The pitch was badly queered next evening by two sparkers at Meet the Scientist session of Children Science Congress. Instead of motivating young minds for serious science they indulged in pseudo-science and faith-based emotional dogma making preposterous statements. The infamous duo constituted KJ Krishnan (World Community Service Centre Aliyar) and G. Nageshwar Rao (VC Andhra University). Rao claimed that the 100 Kaurvas were born as test tube babies with the help of stem cell technology. He asserted that Ravana had 24 types of aircrafts and a network of landing strips in Sri Lanka.

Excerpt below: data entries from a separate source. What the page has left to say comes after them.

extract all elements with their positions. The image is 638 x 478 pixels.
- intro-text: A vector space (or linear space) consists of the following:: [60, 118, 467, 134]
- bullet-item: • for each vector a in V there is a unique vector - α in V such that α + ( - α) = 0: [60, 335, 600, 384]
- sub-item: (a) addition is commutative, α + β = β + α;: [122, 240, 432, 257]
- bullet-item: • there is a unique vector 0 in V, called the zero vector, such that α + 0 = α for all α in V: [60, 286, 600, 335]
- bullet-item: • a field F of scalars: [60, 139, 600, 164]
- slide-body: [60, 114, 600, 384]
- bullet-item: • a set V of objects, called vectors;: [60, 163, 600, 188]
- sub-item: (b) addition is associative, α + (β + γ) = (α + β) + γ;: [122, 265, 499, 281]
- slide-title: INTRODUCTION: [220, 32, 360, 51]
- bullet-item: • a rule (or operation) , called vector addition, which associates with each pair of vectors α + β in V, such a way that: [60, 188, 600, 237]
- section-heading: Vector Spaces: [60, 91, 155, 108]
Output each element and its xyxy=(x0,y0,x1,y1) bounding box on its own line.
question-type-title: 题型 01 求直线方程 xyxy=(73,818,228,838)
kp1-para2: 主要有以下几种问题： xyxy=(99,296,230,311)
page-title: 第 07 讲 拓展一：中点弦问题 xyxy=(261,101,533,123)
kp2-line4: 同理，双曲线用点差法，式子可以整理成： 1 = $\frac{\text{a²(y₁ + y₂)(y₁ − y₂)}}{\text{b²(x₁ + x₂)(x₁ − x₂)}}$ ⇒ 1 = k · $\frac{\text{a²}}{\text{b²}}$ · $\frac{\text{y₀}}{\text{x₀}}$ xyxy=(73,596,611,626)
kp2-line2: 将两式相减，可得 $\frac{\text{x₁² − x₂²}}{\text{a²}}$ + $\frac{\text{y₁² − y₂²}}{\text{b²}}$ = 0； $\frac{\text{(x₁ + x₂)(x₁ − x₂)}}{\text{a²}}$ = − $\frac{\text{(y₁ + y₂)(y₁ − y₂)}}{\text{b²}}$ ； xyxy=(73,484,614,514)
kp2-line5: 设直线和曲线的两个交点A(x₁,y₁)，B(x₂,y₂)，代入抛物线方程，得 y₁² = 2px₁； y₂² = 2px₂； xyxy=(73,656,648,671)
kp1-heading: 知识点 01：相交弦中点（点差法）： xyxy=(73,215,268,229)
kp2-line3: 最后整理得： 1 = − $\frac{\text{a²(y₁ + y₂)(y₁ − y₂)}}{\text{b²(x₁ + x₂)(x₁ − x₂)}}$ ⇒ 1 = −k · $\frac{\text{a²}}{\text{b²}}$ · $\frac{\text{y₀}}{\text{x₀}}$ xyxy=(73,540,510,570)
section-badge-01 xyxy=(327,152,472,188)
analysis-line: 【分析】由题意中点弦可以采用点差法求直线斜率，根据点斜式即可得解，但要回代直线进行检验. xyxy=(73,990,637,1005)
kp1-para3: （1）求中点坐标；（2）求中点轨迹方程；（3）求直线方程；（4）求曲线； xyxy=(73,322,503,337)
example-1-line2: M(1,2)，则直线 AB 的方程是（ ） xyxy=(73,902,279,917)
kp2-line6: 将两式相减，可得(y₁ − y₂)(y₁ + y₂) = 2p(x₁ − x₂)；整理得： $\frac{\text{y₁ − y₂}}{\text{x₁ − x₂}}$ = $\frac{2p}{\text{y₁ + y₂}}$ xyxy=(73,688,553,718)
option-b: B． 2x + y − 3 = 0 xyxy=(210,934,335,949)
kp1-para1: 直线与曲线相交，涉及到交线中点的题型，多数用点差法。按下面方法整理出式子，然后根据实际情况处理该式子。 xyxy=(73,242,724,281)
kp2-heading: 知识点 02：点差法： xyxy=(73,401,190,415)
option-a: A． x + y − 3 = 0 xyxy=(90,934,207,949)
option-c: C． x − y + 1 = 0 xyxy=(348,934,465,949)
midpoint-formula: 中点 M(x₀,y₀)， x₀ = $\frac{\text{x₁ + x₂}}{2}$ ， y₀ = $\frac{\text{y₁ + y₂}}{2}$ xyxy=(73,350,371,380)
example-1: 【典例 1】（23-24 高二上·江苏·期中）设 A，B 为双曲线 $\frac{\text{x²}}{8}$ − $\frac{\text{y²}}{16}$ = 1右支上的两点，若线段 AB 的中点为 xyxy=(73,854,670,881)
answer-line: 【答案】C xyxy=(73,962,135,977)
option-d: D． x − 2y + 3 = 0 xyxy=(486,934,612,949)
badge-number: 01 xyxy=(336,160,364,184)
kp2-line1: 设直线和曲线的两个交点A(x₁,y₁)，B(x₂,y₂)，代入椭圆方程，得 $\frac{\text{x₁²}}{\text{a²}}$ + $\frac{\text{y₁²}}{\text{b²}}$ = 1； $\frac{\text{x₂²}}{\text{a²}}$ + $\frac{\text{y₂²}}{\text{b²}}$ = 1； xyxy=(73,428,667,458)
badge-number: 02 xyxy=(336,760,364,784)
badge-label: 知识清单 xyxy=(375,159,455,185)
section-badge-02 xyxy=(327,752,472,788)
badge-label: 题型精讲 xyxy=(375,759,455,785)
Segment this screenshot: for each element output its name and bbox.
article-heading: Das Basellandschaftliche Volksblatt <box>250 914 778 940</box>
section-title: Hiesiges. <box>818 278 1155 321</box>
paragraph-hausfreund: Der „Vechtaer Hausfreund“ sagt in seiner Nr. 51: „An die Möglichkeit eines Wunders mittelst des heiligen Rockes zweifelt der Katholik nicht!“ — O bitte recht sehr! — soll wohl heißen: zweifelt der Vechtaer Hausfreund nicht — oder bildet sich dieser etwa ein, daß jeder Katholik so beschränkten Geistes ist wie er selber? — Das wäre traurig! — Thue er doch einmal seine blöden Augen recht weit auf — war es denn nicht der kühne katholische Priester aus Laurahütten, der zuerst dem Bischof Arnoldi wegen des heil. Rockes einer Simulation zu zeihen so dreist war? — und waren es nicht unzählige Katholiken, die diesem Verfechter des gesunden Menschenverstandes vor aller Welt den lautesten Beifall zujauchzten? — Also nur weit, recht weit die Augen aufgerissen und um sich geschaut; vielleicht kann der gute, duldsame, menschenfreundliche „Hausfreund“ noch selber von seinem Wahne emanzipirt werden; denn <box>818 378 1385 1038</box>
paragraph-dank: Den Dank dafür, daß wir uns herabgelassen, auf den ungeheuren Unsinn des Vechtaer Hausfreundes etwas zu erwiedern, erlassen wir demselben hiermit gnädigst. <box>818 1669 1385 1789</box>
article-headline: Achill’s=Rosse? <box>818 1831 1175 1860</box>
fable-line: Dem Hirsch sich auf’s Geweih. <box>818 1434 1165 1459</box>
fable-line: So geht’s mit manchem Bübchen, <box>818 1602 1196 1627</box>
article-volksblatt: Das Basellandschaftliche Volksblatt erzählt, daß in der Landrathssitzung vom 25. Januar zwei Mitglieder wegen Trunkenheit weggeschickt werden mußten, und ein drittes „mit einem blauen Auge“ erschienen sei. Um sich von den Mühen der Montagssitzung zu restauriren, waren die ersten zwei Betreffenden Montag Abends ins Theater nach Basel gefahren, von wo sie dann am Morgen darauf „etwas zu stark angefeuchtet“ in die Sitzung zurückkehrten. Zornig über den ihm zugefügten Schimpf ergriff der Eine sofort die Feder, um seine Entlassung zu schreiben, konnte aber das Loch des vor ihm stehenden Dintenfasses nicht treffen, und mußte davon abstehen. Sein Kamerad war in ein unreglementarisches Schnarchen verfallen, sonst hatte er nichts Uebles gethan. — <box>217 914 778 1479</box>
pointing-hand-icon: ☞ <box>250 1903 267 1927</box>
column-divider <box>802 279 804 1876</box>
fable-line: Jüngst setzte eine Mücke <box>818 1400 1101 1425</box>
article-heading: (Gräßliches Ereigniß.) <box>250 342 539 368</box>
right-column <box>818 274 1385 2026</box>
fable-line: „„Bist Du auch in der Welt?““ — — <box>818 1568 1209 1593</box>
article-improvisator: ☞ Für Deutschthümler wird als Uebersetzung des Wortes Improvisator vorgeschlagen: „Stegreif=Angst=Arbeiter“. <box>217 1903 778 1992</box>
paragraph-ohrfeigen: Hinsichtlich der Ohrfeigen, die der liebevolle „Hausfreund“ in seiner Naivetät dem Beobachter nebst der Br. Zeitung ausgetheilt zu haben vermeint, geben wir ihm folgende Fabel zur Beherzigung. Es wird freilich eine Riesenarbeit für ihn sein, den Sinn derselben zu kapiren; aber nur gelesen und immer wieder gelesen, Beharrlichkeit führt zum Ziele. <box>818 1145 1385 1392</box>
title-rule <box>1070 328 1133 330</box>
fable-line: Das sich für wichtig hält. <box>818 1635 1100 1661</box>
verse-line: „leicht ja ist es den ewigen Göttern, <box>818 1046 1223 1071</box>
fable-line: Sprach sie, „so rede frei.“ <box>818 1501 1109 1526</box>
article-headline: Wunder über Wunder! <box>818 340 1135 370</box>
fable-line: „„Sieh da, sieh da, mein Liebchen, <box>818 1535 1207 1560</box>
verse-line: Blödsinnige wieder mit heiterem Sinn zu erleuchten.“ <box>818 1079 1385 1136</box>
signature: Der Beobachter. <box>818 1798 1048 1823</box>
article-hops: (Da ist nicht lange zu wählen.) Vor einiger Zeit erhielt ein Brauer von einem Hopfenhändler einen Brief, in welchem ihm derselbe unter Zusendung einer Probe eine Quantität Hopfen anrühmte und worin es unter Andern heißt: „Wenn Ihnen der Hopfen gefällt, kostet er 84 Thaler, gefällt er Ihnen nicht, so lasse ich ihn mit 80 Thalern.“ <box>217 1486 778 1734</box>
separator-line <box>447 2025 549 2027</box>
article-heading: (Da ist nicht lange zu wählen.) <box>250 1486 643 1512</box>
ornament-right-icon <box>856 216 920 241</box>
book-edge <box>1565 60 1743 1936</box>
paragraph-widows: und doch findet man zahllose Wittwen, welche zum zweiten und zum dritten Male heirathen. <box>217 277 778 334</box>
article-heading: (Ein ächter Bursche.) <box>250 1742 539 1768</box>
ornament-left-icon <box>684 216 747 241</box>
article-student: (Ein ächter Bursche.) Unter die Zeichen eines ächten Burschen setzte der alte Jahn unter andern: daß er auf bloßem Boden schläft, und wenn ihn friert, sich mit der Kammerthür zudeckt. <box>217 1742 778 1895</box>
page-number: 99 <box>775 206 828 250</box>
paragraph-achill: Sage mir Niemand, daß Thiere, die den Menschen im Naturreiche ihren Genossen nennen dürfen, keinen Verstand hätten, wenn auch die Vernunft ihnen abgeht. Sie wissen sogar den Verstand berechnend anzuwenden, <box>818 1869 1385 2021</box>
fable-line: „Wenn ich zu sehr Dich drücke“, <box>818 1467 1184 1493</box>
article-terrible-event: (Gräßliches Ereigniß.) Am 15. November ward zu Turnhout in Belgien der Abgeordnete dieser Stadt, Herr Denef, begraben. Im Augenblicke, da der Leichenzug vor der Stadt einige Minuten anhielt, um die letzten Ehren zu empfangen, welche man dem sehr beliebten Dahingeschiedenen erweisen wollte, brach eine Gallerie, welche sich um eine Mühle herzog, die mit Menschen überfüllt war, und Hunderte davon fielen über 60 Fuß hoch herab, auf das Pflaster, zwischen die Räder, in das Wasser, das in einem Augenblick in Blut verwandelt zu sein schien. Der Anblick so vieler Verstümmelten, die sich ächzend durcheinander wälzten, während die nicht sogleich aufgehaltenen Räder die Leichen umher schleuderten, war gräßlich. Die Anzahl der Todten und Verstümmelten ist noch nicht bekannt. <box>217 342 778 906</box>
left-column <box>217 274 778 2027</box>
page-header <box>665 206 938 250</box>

He went on to explain the evolution of man and civilisation on the basis of Dasavatars or the 10 reincarnations of Vishnu. 

Krishnan, who had yogini Sathyamurti, a lab technician yoga teacher as his guide, stooped still lower. He had the cheek to say that Newton and Einstein had misled the world and would be disproved by him. As such, the next century will belong to him. To butter and flatter the powers that be, he suggested renaming gravitational waves and gravitational lensing effect as Modi waves and Vardhan effect respectively.

Such bizarre claims against scientific ethos distort history to generate a false sense of a proud past creating doubts about all that is rightly glorious in our heritage. It was a déjà vu of Bombay Science Congress of 2015 where science was freely mixed with mythology. It had annoyed top scientists. Venky Radha Krishnan (Nobel Laureate) termed ISC as a circus and vowed not to participate again. ISCA general secretary and general president have dumped the two guys expressing shock over the incident. The congress has now resolved to ask for abstracts for even motivational talks, seek a declaration for not making any unscientific claim and to monitor closely all sessions to stop such loose talk, even midway the speech. The disciplined students who sat dumbfounded during the talks did not mince words when they came out of the auditorium. Dismissing hollow claims of the pseudo scientists as humbug, they said: “We know what is what. Nobody can befool us.”

Yet, a lot of damage has been done. The episode has obfuscated much that was meaningful in the event that had a modest beginning in 1914 with 105 scientists, 35 papers and six sessions. The legendary Ashutosh Mukherjee, who spotted and patronised CV Raman and Sarvapalli Radhakrishnan, was its first general president. It has outgrown now to have 20,000 members, hundreds of papers, invited talks by Nobel Laureates, 14 sections, children science congress, women science congress, science communicators meet, academia industry interface, prestigious awards for scientists and large-scale exhibitions.

The ISC underlined that future India needs more and more innovations, which might be commercialised. Our agriculture awaits interventions of nano, bio, gene and digital technology. We need a lot more renewable energy. Intensive research is required to curb cardio vascular problems, cancer, Alzheimer’s, AIDS and diabetes. 

Where is the space for irrationality?